Dogs found in the toy group of breed registries may be of the very ancient lapdog type, or they may be small versions of hunting dogs or working dogs, bred down in size for a particular kind of work or to create a pet of convenient size. In the past, very small dogs not used for hunting were kept as symbols of affluence, as watchdogs, and for the health function of attracting fleas away from their owners. Dogs that are especially small for their breed are also known as teacup dogs.

== Breeds ==
Most major dog clubs in the English-speaking world have a toy group, under one exact name or another, in which they place breeds of dog that the kennel club categorizes as toy, based on size and tradition. The Kennel Club (UK), the Canadian Kennel Club, the American Kennel Club, the Australian National Kennel Council, and the New Zealand Kennel Club all have a group named "Toy", although they may not all categorise the same breeds in this category.
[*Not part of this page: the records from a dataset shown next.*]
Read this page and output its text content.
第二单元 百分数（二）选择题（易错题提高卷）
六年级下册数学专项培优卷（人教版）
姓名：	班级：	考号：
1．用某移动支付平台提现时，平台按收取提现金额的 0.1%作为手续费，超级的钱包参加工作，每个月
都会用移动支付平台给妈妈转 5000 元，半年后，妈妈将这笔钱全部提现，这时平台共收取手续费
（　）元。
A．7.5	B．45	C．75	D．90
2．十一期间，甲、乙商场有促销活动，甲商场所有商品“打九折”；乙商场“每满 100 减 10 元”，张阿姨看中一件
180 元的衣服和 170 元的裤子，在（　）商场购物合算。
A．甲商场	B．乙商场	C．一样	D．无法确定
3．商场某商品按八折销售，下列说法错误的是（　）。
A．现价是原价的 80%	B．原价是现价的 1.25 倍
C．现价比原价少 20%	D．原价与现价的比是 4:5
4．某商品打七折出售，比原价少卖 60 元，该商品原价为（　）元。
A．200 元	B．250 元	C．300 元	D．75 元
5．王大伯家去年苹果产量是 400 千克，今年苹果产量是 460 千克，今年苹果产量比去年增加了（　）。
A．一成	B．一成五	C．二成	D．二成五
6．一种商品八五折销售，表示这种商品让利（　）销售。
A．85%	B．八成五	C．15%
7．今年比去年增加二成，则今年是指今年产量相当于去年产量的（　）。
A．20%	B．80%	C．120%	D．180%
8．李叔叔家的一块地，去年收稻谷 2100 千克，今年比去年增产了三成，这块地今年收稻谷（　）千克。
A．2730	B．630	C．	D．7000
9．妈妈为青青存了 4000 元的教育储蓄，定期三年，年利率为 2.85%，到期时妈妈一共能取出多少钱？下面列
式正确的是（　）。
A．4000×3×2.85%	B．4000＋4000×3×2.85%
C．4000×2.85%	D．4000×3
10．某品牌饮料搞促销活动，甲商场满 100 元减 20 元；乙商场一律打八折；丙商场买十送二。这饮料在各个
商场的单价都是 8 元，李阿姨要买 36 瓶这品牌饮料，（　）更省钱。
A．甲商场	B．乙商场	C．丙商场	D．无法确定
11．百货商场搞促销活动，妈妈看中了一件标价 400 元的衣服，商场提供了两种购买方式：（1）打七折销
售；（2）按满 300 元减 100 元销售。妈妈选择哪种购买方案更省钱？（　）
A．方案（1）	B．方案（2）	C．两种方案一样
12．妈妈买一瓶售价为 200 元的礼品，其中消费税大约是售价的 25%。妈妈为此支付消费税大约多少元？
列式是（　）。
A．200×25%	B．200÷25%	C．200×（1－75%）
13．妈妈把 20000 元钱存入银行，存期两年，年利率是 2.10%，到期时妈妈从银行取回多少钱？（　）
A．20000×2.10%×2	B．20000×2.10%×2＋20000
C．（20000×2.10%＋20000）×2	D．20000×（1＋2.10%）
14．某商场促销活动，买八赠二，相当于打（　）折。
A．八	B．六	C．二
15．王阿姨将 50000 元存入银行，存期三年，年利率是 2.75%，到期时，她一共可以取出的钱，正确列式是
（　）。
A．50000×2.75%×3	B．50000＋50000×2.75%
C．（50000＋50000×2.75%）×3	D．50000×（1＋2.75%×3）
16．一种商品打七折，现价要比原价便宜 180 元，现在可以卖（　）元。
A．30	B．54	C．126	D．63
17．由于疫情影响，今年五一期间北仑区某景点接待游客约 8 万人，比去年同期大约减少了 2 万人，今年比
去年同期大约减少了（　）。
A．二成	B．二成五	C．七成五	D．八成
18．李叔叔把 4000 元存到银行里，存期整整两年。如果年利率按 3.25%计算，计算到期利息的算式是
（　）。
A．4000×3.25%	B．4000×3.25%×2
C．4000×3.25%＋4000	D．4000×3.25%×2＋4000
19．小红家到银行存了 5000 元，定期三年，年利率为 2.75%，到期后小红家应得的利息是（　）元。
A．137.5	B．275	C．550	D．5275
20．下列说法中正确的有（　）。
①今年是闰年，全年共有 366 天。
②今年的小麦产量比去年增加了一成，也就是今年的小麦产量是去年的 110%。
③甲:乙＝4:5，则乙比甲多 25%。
The United States has a second major kennel club, the United Kennel Club (UKC, originally formed for hunting and working breeds, though general today), and it does not recognize such a group; instead, small dogs are placed with larger dogs of their type, or into a UKC's "Companion Dog" group. As of September 2008, the American Kennel Club began debating whether or not to change the name of their "Toy" group to "Companion", in order to emphasise that dogs are not playthings, but the name change was resisted by traditionalists.

The breeds in the "Companion and Toy" category of the Fédération Cynologique Internationale are:

- Bichon Frisé
- Bichon Havanais, Havanese
- Bolognese
- Boston Terrier
- Bouledogue Français, French Bulldog
- Caniche, Poodle
- Cavalier King Charles Spaniel
- Chihuahueño, Chihuahua
- Chin, Japanese Chin
- Chinese Crested Dog
- Coton de Tuléar
- Epagneul Nain Continental, Continental Toy Spaniel, with sub-types Papillon and Phalène
- Griffon Belge
- Griffon Bruxellois, Brussels Griffon
- King Charles Spaniel
- Kromfohrländer
- Lhasa Apso
- Maltese
- Pekingese
- Petit Brabançon, Small Brabant Griffon
- Petit Chien Lion, Löwchen, Little Lion Dog
- Pug
- Russkiy Toy
- Shih Tzu
- Tibetan Spaniel
- Tibetan Terrier

Small or toy-sized breeds not classified by the FCI in its toy group include:

- Affenpinscher
- Australian Silky Terrier
- Italian Greyhound
- Miniature Pinscher
- Dwarf German Spitz: Pomeranian
- Volpino Italiano
- Yorkshire Terrier
- Xoloitzcuintle

Member kennel clubs of the Fédération Cynologique Internationale and non-member clubs may use slightly different nomenclature, depending on the country. The term toy is only used to group dogs for show purposes.

Some breeds without FCI recognition are recognised by The Kennel Club of Great Britain (UK), by the Canadian Kennel Club (Can), or by the American Kennel Club:

- Chihuahua (Long Coat) (UK, Aus, NZ, Can)
- Chihuahua (Smooth Coat) (UK, Aus, NZ)
- Chihuahua (Short Coat) (Can)
- Mi-Ki (US)
- Toy Fox Terrier (US)
- Toy Manchester Terrier (Can, US)

The major national kennel club for each country will have its own list of breeds that it recognizes as Toy. In addition, some new or newly documented rare breeds may be awaiting approval by a given kennel club. Some new breeds may currently be recognized only by their breed clubs. Some rare new breeds have been given breed names, but may only be available from the breeder or breeders who are developing the breed, and may not yet be recognized by any kennel club.

In addition to the major registries, there are a plethora of sporting clubs, breed clubs, and internet-based breed registries and businesses in which dogs may be registered in whatever way the owner or seller wishes.